Car en estant absent j’enduray plus de peyne,
Que present au milieu de ses plus grands effrois,
Voire qu’il me sembloit mon absence estre vayne,
Et que je supportais le faix de leurs abbois.

Je quittay donc pour lors la sylvestre demeure
Où les nymphes faisoient ordinaire sejour,
Pour venir dans Paris chercher à la mal’heure
Le sujet de donner à mes carmes le cours.

Je voulus delaisser les manoirs de plaisance,
Pour venir à Paris recevoir des douleurs ;
Mais je n’y fus plus tost que je maudis la France,
Et deploray cent fois ses sinistres malheurs.

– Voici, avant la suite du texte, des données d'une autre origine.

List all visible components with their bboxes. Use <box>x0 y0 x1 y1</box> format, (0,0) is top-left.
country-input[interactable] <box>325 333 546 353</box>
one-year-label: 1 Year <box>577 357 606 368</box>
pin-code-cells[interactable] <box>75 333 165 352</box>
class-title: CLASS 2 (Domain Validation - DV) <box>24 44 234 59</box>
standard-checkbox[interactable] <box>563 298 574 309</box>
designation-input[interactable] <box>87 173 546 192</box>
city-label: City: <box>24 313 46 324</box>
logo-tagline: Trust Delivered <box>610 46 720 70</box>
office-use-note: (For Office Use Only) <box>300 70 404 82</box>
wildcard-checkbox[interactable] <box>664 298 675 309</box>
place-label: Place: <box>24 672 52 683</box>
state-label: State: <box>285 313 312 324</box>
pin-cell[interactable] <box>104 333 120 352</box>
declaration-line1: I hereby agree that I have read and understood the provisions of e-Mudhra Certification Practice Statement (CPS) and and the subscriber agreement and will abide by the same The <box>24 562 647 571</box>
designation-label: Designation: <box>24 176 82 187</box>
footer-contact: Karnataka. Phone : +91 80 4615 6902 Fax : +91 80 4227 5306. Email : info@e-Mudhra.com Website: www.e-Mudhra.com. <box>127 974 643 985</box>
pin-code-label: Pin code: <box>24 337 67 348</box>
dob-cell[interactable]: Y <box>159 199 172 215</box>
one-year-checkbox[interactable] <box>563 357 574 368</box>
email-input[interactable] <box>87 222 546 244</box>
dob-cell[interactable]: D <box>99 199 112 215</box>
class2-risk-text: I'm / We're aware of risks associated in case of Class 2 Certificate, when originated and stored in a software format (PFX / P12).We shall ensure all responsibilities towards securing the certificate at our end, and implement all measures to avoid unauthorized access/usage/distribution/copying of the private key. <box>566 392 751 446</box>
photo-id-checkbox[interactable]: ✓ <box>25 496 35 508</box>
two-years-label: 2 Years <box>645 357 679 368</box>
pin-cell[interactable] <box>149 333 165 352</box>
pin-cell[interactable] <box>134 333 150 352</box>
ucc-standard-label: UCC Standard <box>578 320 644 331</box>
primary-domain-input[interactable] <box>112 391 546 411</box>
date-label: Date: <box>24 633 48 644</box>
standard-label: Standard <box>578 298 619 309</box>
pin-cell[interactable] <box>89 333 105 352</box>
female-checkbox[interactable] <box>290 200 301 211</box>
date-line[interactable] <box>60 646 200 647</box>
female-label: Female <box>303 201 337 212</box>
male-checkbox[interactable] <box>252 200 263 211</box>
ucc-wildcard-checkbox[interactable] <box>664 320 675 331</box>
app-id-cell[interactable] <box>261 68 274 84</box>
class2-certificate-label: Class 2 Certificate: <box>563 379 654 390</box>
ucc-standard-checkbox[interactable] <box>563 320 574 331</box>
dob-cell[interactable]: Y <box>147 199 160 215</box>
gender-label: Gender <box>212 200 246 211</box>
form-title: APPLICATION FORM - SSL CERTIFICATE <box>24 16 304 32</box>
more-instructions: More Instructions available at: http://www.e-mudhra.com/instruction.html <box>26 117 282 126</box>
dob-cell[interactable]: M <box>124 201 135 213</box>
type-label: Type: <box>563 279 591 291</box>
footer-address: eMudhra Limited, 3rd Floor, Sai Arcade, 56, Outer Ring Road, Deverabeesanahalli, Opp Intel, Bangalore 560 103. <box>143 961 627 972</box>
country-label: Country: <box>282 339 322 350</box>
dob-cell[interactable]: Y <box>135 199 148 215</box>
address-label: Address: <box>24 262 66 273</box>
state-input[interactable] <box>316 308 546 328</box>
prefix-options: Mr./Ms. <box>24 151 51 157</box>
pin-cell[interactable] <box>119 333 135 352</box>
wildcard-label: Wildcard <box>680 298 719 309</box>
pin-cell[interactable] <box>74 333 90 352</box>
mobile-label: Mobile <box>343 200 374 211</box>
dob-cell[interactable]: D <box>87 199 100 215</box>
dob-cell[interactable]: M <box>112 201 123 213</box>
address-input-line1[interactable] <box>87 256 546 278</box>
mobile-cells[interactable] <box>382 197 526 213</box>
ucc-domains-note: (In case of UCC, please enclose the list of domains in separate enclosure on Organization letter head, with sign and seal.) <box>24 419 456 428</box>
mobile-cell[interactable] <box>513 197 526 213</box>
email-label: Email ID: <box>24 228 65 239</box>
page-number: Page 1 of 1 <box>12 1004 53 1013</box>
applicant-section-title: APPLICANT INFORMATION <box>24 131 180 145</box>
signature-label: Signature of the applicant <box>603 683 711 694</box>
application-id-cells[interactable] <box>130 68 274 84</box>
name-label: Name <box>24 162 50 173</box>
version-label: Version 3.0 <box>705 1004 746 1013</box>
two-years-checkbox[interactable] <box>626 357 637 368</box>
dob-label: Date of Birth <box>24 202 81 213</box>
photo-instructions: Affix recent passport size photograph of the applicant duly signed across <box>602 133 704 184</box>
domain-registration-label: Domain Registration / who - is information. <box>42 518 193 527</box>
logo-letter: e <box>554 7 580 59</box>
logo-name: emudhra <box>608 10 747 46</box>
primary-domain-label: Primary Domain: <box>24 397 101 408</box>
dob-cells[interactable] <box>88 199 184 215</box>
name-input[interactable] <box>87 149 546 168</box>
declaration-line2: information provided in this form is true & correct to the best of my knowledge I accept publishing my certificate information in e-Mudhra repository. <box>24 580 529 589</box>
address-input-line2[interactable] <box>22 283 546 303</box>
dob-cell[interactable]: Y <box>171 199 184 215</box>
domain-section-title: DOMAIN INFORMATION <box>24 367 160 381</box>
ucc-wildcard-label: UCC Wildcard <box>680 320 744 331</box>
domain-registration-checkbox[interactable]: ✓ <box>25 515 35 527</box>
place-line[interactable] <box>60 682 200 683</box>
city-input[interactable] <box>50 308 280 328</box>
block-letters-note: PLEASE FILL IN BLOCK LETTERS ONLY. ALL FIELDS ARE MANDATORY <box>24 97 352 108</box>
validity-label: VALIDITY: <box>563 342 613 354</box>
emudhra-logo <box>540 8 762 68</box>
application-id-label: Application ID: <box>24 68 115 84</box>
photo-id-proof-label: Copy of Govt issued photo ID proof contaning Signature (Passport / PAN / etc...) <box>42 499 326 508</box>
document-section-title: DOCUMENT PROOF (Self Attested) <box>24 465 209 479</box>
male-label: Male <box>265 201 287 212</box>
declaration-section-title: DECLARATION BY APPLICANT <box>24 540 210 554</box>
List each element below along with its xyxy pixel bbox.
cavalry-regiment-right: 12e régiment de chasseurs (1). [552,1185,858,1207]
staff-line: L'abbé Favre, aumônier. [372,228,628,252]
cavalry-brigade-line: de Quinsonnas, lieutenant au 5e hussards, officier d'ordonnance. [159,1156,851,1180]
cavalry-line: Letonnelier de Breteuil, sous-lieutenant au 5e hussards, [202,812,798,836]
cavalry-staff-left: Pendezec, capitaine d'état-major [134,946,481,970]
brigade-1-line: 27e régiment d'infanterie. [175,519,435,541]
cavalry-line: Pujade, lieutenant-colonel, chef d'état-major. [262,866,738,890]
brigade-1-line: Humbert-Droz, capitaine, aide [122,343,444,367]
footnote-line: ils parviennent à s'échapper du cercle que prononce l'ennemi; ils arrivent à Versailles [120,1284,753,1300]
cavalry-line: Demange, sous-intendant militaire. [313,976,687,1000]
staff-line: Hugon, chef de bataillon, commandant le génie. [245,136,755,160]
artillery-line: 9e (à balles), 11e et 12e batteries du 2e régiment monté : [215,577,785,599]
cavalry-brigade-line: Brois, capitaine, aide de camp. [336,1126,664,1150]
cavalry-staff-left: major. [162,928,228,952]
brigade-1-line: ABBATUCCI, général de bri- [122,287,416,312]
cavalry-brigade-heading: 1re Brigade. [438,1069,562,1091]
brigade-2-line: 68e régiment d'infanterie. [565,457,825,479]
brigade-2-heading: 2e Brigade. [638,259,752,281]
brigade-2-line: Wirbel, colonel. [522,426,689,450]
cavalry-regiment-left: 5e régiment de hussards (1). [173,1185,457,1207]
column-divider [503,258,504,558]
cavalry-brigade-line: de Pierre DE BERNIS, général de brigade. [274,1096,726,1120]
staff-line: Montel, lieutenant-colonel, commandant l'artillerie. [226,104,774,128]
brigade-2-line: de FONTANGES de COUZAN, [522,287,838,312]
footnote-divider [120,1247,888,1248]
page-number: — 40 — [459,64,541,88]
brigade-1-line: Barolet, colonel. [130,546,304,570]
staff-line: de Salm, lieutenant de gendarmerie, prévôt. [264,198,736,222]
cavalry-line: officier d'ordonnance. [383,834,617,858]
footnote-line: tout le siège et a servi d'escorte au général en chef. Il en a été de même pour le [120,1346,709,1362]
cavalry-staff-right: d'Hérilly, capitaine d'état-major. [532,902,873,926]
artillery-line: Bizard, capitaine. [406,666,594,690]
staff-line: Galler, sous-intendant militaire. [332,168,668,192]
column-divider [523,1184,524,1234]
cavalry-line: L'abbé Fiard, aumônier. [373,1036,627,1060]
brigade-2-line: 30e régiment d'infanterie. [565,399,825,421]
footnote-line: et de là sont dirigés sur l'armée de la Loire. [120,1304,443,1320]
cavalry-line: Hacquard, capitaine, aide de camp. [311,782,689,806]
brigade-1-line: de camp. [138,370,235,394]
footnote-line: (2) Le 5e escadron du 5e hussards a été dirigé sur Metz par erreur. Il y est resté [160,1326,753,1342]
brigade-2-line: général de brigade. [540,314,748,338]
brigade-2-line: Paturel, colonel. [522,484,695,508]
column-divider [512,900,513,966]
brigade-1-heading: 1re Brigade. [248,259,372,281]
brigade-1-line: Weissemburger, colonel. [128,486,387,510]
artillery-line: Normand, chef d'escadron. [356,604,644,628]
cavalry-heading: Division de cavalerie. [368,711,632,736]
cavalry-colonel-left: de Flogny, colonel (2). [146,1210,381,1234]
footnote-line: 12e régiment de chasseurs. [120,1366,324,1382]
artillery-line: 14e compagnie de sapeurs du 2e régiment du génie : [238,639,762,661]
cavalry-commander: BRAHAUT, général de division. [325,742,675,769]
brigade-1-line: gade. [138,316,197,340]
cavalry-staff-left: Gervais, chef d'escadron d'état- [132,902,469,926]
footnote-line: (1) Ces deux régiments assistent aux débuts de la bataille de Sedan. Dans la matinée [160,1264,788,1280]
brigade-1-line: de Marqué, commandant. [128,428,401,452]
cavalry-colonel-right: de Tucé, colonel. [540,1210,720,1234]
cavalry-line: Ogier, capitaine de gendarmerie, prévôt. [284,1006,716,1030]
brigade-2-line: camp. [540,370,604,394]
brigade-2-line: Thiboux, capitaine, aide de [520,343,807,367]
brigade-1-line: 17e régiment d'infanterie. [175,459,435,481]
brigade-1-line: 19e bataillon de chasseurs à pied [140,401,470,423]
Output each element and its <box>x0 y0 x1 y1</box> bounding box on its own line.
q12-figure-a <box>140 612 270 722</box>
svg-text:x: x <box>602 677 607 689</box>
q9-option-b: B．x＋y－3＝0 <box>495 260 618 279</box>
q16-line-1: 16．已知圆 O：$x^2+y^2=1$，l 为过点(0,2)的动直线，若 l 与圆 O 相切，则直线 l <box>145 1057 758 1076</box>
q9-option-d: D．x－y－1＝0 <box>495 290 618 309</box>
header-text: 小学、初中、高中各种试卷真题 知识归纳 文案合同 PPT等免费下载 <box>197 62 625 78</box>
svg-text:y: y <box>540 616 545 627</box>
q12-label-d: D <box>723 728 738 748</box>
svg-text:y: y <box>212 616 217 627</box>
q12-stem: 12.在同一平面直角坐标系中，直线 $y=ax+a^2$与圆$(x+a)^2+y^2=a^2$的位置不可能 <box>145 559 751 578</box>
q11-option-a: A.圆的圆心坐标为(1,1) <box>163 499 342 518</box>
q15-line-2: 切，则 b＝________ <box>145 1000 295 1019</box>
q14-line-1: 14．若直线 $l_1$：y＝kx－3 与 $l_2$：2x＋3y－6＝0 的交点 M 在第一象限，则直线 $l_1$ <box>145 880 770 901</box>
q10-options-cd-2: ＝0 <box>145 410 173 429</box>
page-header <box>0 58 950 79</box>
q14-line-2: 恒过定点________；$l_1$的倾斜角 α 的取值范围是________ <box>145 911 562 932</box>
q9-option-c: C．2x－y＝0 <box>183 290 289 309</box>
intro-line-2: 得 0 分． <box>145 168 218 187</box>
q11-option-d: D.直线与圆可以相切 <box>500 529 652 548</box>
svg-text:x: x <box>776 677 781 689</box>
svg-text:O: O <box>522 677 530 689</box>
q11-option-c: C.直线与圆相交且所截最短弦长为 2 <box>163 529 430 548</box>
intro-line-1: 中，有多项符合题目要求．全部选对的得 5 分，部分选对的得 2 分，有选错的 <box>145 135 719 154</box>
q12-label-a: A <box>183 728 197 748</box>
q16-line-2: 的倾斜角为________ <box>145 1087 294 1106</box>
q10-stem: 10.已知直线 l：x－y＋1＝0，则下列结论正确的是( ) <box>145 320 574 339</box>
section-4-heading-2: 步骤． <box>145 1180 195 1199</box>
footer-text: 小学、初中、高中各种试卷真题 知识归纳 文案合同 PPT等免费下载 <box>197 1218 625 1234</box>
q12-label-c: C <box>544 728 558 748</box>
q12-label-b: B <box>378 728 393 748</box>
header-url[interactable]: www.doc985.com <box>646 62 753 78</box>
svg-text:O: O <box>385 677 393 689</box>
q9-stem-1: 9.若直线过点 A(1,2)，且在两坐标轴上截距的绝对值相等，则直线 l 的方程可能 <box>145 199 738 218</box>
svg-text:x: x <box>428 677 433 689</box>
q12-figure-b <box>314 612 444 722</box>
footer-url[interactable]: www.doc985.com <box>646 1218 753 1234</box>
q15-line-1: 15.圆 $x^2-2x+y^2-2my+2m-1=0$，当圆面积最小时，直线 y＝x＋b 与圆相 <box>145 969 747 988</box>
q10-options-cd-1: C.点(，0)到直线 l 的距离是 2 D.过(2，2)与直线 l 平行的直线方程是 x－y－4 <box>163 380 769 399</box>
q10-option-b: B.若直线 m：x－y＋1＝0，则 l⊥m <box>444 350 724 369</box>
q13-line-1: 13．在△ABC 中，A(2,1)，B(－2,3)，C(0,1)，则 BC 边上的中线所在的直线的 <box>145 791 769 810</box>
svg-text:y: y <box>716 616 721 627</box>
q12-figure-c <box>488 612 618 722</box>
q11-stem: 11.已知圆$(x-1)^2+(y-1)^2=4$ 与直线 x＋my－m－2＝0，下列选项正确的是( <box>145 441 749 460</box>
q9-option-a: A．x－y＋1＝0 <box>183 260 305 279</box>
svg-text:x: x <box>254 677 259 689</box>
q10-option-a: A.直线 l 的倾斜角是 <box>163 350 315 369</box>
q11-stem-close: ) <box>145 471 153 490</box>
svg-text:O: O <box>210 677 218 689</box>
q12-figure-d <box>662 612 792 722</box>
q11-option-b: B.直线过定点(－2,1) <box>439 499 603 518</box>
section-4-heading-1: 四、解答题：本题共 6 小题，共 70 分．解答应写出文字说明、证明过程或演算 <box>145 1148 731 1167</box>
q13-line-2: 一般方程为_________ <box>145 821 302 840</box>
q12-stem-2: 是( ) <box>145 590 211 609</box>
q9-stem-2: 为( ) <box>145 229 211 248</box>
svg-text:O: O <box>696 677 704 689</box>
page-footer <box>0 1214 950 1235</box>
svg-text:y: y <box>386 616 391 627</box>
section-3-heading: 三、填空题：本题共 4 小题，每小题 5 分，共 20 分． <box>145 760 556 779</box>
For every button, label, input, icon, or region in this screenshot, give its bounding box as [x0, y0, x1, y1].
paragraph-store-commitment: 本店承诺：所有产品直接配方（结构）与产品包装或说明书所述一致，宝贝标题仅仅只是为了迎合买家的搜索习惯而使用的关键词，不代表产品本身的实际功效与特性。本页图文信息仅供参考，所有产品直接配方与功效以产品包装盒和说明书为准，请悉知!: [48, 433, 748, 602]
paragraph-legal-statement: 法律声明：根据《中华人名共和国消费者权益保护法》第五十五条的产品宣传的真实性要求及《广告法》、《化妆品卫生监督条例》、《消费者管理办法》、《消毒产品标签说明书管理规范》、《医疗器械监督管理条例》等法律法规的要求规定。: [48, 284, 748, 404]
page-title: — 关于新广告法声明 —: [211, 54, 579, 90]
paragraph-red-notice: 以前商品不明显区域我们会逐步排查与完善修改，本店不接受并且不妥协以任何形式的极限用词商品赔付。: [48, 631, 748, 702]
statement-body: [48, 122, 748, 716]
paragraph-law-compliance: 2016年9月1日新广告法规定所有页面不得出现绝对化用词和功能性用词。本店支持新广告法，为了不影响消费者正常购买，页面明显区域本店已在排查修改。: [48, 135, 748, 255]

Il semble que le Ciel la destine à produire
Un tas de malheureux pour le jouet du sort ;
Quy, ne cherchant sinon ce quy leur pourra nuire,
Reçoivent pour guerdon8 une exemplaire mort.

Je n’allegueray point pour preuve de mon dire
Ce foudre des combats, cest ennemy de peur,
Quy, cherchant son meilleur, ne trouva que son pire,
Et mourut pour chercher aux enfers plus d’honneur9.

Après que Thomiris eust de Cyrus la teste,
Elle l’a feit plonger dans un vaisseau de sang ;
Et ce fier boutefeu10, au milieu des tempestes,
Cherche pour s’assouvir avec Cyrus son rang.

Mais quoy ? si le Ciel veut tant malhourer la France,
Ce n’est pas pour tollir aux hommes la raison :
Nous avons tous acquis avecque la naissance
Un sens pour refrener l’humaine passion.

La France n’en peut mez, c’est l’humaine nature
Quy fragile en ses faicts, ne se mesure pas,
Et si quelqu’un feut mal, c’est raison qu’il endure
Pour son crime commis un horrible trespas.

Il y a des mortels quy font les autres sages,
Car chacun ne peut pas suivre un mesme sentier :
Les uns naissent posez et les autres volages,
Mais le premier mechant rend sage le dernier.

La France se voyant trop plongée aux delices
Pour avoir son support sur un Mars belliqueux,
Delaissoit la vertu pour se donner aux vices,
Mais ce Mars la corrige au bien de nos nepveux.

Comme on voit le soleil s’obscurcir par la nüe,
Pour devenir après éclatant à nos yeux ;
Ainsy la France estant de tous ses vices nüe,
Se rendra plus celèbre et louable en tous lieux.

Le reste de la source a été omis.